Perhaps, when all this was over, she would move here permanently. Become an expat like the colonial British who, after years in the Lion City, found they had no desire for the cold and fog of their homeland.
Maybe, just maybe, she’d continue the work she’d begun with Virgil.
She straightened when the door opened behind her. She returned to the room, smoothed her dress, and tucked a strand of hair back into her chignon.
It will be okay. This is the right thing to do. It will be okay.
Nadia will understand. So will Dad.
Maman and Uncle Rob, of course, will never speak to me again.
She stepped back into the room.
A tall figure stood in the darkened entryway, a silhouette of shadow.

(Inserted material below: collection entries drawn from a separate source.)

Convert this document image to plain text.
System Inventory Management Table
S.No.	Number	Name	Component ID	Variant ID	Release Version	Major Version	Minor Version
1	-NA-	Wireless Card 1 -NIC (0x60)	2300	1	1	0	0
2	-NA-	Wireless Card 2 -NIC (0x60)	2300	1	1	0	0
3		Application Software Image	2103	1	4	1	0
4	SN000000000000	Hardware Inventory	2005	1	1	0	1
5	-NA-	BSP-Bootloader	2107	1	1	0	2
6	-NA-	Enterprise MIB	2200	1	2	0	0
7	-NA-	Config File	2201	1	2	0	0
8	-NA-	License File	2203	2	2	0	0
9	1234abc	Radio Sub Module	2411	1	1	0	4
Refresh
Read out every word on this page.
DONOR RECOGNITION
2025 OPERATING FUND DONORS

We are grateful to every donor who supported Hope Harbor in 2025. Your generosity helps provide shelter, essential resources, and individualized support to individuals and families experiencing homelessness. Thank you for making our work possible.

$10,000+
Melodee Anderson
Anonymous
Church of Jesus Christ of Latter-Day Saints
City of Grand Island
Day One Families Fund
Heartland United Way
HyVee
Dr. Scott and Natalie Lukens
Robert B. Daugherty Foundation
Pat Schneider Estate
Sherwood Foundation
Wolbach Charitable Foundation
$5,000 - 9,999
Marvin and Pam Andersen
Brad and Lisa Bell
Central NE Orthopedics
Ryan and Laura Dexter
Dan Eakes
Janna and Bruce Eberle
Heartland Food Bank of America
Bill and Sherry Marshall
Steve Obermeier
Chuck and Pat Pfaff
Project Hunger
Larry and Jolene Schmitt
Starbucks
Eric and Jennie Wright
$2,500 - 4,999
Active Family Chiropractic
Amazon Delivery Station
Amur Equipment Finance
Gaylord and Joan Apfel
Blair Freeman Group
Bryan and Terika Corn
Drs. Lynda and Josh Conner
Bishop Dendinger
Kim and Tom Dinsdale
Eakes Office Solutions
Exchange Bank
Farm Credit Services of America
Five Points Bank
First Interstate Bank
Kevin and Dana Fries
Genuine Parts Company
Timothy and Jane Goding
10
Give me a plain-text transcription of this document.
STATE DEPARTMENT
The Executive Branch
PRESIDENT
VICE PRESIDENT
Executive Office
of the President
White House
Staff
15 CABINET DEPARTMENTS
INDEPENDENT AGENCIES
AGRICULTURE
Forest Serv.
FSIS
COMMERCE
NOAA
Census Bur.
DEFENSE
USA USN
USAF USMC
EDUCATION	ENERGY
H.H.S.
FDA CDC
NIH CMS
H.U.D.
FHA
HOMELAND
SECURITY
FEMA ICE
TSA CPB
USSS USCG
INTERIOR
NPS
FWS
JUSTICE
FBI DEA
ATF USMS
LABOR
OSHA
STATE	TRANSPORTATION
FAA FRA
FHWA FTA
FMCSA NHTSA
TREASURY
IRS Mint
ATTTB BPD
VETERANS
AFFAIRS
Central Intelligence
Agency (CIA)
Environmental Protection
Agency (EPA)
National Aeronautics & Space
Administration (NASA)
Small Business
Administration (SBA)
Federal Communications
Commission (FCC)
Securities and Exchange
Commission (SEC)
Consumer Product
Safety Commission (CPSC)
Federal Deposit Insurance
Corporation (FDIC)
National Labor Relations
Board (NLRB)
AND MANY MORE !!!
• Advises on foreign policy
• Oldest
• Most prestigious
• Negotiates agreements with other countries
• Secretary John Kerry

“Ha’eem ata levad hayom?” she asked in Hebrew. A standard precaution in case they were overheard. Are you alone today?
It was how they always began what Virgil called their first mad minute: identification in case one of them wore a disguise, followed by a review of any safety concerns and a confirmation of when and where their next meet would be. Because in this business, interruptions came without warning.
But tonight, Virgil—usually quick to respond—said nothing. He stepped in and closed the door behind him. Now she saw there were two men. One heavyset, the other lean.
The figures moved into the light.
Neither of them was the man she knew as Virgil.
Her insides turned to liquid.
“Miss Brenner,” said the lean man.
She hurled her glass at the figures, then lunged for her purse and the knife. But the men were fast. The heavy one shoved her to the floor. She cried out as her head struck the tile. The man bent, grabbed her wrists, and yanked her to her feet. He tossed her onto the bed, handcuffed her, and slapped tape over her mouth.
He leaned in. She glimpsed a tattoo of a tiger, its muscular body stretching down his neck, the tiger’s red eyes burning above a snarling mouth.
He grinned. The other man snapped something in Mandarin, and—reluctantly, it seemed—the heavier man moved away. He pulled out a pack of cigarettes and walked out onto the balcony, as if he’d lost interest.
The lean man placed a small rolled cloth on the bed beside her. She watched as he unfurled the black fabric; she caught the glint of steel in the golden glow of the bedside table.
Her sob built behind the gag.
The man leaned over her. The light caught his spectacles, turning his eyes into bright hollows.
“Do not be alarmed, Miss Brenner,” he said. “The knives are here only as an inducement for your cooperation. We just need a little information. Then you will be free to go.”
She fought to hold the sob.
“If I take away the gag, do you promise not to scream?”
She nodded.
“If you scream, everything will end here. Do you understand?”
Another nod, more frantic.
He removed the tape from her mouth.
“Tell me about the boat,” he said. “About Red Dragon .”
She stared up at this stranger with his lean, handsome face and glacier smile, his eyes now glittering like black agates behind the lenses. He would be from the Guóānbù, she guessed. China’s foreign intelligence service. He would have come to Singapore to stop the CIA’s China Mission Center from acquiring RenAI: the artificial intelligence created by George Mèng.
Obtaining the AI from Mèng had been deemed critical for the security of the US. It was why Cassandra was involved. But UNDERTOW had another purpose, one she must never reveal.
No matter what men from the Guóānbù did to her.
“What do you want to know?” Her voice was a whisper, breathy and weak.
“Everything.” The man touched his fingers to her cheek. His surprising tenderness almost made her weep. “About your client, Mr. Mèng. And, of course, his yacht, Red Dragon . Everything. Do you understand?”
She nodded and closed her eyes and began the lie she and Virgil had created. The story they were to use if either of them was captured.
Lies mixed with truth. She hoped it was enough.